Mahkemenin verdiği ara kararlar, birçok karanlık noktanın aydınlanmasını sağlayacak gibi görünüyor. Aynı
mahkeme daha önce
Danıştay saldırısıyla ilgili
soruşturmayı da derinleştirmiş ve güvenlik
kamerası görüntülerinin silindiğini ortaya çıkarmıştı.
'
İrticayla Mücadele
Eylem Planı'
davasının önceki gün görülen duruşmasında
İstanbul 13. Ağır
Ceza Mahkemesi önemli kararlara
imza attı. Araştırmayı derinleştiren mahkeme,
Genelkurmay Başkanlığı'na müzekkere yazılarak,
Dursun Çiçek'in 1 Ocak 2009 ile 4 Haziran 2009 tarihleri arasında kullandığı tüm senelik ve mazeret izin kayıtlarının incelenerek ayrıntılı bilgi verilmesini talep etti. Bilgi Destek Daire Başkanlığı'nın yapısıyla ilgili 2009 yılında değişiklik yapılıp yapılmadığının sorulması kararlaştırıldı. 2009'un ilk 6 ayı itibarıyla Bilgi Destek Daire Başkanlığı'nın tüm şubelerinde çalışan askeri ve
sivil personelin kullandıkları bilgisayarlara ait kayıtların, bu bilgisayarları kullanan kişilerin kullanıcı kod ve imzalarının gönderilmesinin istenmesine karar verildi. Bilgi Destek Daire Başkanlığı'nın hangi şubelerinde 20 Haziran 2009 tarihi itibarıyla hangi emirle, hangi evrakın ve hangi nedenle 'temizleme' işlemine tabi tutulduğunun bildirilmesi talep edildi.
Geçen yıl
Erzincan 3.
Ordu Komutanlığı'nda hangi tarihte iç güvenlik semineri yapıldığı ve bu toplantıya Genelkurmay adına kimlerin katıldığının bildirilmesi istendi. Bilgi Destek Şube Müdürlüğü'nde kullanılan tüm bilgisayarlara ait hard disklerle Genelkurmay Askeri Savcılığı tarafından yapılan bu soruşturma kapsamında bilirkişilere tahsis edilen bilgisayarların gönderilmesi talep edildi.

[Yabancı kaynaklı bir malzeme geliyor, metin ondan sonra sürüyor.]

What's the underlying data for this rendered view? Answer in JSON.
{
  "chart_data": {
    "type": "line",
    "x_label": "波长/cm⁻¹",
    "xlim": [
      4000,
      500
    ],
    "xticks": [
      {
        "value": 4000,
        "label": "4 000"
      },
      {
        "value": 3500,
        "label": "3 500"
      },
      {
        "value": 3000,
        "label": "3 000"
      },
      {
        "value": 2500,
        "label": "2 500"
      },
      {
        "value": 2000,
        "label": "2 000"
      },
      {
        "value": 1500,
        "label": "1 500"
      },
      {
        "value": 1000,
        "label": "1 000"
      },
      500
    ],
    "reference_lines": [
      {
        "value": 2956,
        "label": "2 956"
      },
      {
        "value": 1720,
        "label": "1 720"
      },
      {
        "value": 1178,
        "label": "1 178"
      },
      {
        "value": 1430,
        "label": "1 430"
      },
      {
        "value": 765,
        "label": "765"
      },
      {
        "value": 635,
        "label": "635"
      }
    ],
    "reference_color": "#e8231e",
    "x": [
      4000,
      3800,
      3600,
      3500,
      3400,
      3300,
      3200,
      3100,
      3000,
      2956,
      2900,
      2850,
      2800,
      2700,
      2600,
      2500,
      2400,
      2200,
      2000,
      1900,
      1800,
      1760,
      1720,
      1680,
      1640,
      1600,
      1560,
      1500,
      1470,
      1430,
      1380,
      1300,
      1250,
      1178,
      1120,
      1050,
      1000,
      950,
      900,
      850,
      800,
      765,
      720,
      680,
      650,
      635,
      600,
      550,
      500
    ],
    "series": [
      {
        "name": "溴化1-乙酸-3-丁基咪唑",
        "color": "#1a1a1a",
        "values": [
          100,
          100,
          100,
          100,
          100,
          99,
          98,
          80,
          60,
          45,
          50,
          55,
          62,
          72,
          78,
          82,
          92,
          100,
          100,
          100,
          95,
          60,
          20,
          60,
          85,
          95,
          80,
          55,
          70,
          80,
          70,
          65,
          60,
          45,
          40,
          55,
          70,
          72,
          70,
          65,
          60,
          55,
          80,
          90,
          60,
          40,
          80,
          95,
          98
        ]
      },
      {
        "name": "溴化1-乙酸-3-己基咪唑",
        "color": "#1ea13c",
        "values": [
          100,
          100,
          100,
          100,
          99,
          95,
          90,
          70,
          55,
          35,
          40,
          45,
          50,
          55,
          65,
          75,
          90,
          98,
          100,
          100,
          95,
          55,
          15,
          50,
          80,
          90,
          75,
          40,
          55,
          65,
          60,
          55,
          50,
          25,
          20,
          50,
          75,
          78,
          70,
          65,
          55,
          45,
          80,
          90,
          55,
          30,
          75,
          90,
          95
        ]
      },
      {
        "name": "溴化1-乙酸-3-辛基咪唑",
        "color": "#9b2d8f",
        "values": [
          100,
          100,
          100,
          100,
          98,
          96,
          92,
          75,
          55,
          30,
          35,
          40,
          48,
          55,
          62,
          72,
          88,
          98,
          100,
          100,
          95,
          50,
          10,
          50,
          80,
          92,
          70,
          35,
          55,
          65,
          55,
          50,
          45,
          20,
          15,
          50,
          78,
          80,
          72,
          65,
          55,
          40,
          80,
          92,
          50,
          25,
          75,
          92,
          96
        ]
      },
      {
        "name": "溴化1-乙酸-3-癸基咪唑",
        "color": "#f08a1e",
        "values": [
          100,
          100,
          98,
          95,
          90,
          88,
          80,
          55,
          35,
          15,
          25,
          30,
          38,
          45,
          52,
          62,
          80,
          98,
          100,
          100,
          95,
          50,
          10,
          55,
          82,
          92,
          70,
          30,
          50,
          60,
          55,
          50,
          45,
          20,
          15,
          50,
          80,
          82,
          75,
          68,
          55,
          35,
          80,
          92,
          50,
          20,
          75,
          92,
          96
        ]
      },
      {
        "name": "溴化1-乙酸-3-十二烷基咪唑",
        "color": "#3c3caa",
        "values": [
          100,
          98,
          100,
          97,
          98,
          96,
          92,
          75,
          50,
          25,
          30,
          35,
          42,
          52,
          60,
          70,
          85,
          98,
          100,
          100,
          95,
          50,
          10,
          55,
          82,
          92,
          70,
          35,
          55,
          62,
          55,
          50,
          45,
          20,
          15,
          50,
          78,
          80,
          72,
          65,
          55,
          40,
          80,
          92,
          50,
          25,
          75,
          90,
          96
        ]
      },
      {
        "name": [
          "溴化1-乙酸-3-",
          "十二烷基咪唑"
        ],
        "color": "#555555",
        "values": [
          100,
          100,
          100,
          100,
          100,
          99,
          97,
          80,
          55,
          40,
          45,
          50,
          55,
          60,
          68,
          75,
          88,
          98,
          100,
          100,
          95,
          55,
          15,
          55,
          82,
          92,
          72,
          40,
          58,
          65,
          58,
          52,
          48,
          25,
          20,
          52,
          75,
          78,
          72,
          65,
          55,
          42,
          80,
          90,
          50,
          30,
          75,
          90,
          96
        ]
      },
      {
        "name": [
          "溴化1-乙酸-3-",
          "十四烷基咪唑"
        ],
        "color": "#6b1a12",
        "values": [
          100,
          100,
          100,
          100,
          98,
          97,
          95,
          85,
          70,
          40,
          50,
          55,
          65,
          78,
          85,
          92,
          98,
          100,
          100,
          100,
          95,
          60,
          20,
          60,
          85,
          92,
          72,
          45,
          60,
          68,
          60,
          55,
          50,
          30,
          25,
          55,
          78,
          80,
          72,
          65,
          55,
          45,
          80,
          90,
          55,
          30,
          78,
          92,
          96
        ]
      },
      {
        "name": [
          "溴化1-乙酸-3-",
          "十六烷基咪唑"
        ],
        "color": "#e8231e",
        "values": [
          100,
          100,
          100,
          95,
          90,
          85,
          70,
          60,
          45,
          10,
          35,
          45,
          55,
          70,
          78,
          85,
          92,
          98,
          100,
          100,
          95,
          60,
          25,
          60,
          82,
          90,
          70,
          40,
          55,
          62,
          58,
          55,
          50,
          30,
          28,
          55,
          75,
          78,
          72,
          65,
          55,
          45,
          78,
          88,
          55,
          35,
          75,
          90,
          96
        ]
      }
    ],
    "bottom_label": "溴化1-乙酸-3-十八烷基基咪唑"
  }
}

Mahkeme heyeti, ayrıca Genelkurmay Askeri Savcılığı tarafından el konulan tüm bilgisayarların alınan imajlarının gönderilmesini talep ederek, Genelkurmay Askeri Mahkemesi'ndeki Dursun Çiçek ile ilgili davanın
dosya aslının tüm
delil klasörleriyle birlikte, mümkün değilse onaylı ve okunaklı suretinin incelenmek üzere gönderilmesini talep etti.
KAMERA SKANDALINI MAHKEME ORTAYA ÇIKARDI
İstanbul 13.
Ağır Ceza Mahkemesi, daha önce
Ergenekon davası ile birleştirilen Danıştay dava dosyasında da aynı işlemleri yapmış ve skandal ihmalleri ortaya çıkarmıştı. Mahkeme, güvenlik kamera görüntülerini ilgili kurumdan talep etmiş ve incelenmesi için TÜBİTAK'a göndermişti. Sonuçta, kameraların saldırının olduğu tarihte bozuk olmadığı ve bazı görüntülerin silindiği ortaya çıkmıştı. Mahkeme daha sonra Danıştay binasının çevresindeki kurum ve kuruluşlardan temin edilen kamera görüntülerinin de incelenmesini istemişti. Ankara'daki yargılamada araştırılmayan,
Alparslan Arslan'ın Danıştay saldırısından önce kullandığı arabanın köprülerden geçiş saatleri, Arslan'ın kullandığı
telefon hatlarının dökümleri, saldırıdan önce attığı garip mesajlar da yine 13. Ağır Ceza tarafından araştırıldı.
Yine Poyrazköy'de ele geçirilen LAW
silahları ve bombalarla askeri
mühimmatın kaynağının tespiti için yapılan yazışmalardan sonra hangi komutanlıklara ait olduğu ortaya çıkmıştı.
Nisan 2009'da
Beykoz Poyrazköy'de yapılan kazılarda çok sayıda mühimmat bulunmuş, kime ait olduğu çok tartışılan cephaneliğe TSK sahip çıkmamıştı. Fakat Makine Kimya Enstitüsü 2009 Mayıs'ta verdiği bir raporla tartışmaya son noktayı koymuş ve araziden çıkartılan silah ve mühimmatın önemli bölümünün TSK'ya ait olduğu belirlenmişti. Raporda ayrıca silahların bazılarının Hava, Deniz ve Kara Kuvvetleri'ne teslim edildiği bilgisi de yer almıştı.